Neben der Beratung von Einzelthemen, die entweder auf Antrag der Ressorts oder durch Übermittlung einer Kabinettsvorlage auf die Tagesordnung gesetzt wurden, standen die Tagesordnungen der Bundesratssitzung und der Landtagssitzung, wie in den Jahren zuvor, als ständiger Punkt auf der Agenda. Bei der Beratung der Tagesordnung des Bundesrats verfügte die Landesregierung zusätzlich über aktuelle Kurzinformationen zu den Empfehlungen des Ständigen Beirats, dem „Ältestenrat“ des Bundesrates, oder über den jeweiligen Stand der Ausschussberatungen, so dass die einheitliche Stimmabgabe des Landes[5] in den meisten Fällen in der Sitzung vorbereitet werden konnte. Ausnahmen bildeten Beschlüsse, zu denen vor der Sitzung noch mit anderen Ländervertretern Positionen erörtert werden sollten.[6] Die Protokollierung fiel ebenso unterschiedlich aus wie die Diskussion selbst. Mitunter wurde z. B. lediglich festgehalten „Keine Bemerkungen.“ oder der Ministerrat folge der „Empfehlung der Ausschüsse“. Ausführlicher wurden jene Themen protokolliert, die im Bundesrat umstritten waren und bei denen auch die Minister unterschiedliche Meinungen vertraten oder ein Meinungsaustausch zur Klärung sinnvoll erschien.[7]

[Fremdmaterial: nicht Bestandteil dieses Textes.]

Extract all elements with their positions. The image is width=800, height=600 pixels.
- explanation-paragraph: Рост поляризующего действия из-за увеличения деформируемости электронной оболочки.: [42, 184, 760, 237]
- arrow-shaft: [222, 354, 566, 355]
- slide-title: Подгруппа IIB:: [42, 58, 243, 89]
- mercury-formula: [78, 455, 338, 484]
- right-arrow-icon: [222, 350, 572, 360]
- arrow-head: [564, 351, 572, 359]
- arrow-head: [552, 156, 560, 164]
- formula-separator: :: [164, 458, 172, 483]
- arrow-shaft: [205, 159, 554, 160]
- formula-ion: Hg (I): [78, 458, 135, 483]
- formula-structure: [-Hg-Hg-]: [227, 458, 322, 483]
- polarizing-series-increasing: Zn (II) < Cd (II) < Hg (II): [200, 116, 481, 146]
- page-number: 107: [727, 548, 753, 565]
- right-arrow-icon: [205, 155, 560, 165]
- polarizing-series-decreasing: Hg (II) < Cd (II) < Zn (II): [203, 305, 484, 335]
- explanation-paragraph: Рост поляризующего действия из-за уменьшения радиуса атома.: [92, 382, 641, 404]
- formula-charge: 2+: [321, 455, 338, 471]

Die Protokollierung der Tagesordnung des Landtags reflektiert in besonderer Weise das bevorstehende Wechselspiel von Exekutive und Legislative im Landtag, z. B. Entscheidungen zu rechtfertigen oder Große Anfragen zu beantworten, die oftmals als verklausulierte Kritik formuliert waren. So legte das Kabinett fest, wer im Landtag zu einem Thema sprach, sofern dies nicht bereits durch die Federführung feststand, und welche politischen Schwerpunkte gesetzt werden sollten.[8] Trotz aller politischen Kontroversen, die oft in den Ausschüssen sachlich katalysiert wurden, und der Vielzahl von Ausschussberatungen, gelang es bei zentralen Herausforderungen, wie z. B. dem Haushaltsplan oder bei der schwierigen Gesetzesmaterie des ersten Polizeiverwaltungsgesetzes, in der angemessenen Zeit Gesetze zu verabschieden.
Festzuhalten bleibt, dass die in der zu Ende gehenden Nachkriegszeit geleistete Regierungsarbeit der Jahre 1952 und 1953 gekennzeichnet war durch die hoheitlichen Entscheidungen der westalliierten Besatzungsmächte, die formale Überwindung des NS-Regimes durch Entnazifizierungsverfahren,[9] das Ringen um gesetzliche Regelungen für die Verfolgten des Nationalsozialismus[10] und notwendige Hilfsprogramme für Vertriebene und Flüchtlinge.[11] Gleichwohl blieben Aufgaben wie der Wiederaufbau, der soziale und private Wohnungsbau und die Wiederherstellung der zerstörten Infrastruktur, besonders in den Gebieten der sogenannten Roten Zone,[12] fester Bestandteil der Ministerratsagenda. Viele Entscheidungen wurden für Finanzminister Nowack und den Staatssekretär im Wirtschaftsministerium Wilhelm Steinlein, der gleichzeitig das Amt des Regierungspräsidenten von Trier wahrnahm, zum Balanceakt zwischen dem finanziell Machbaren und dem dringend Notwendigen.[13]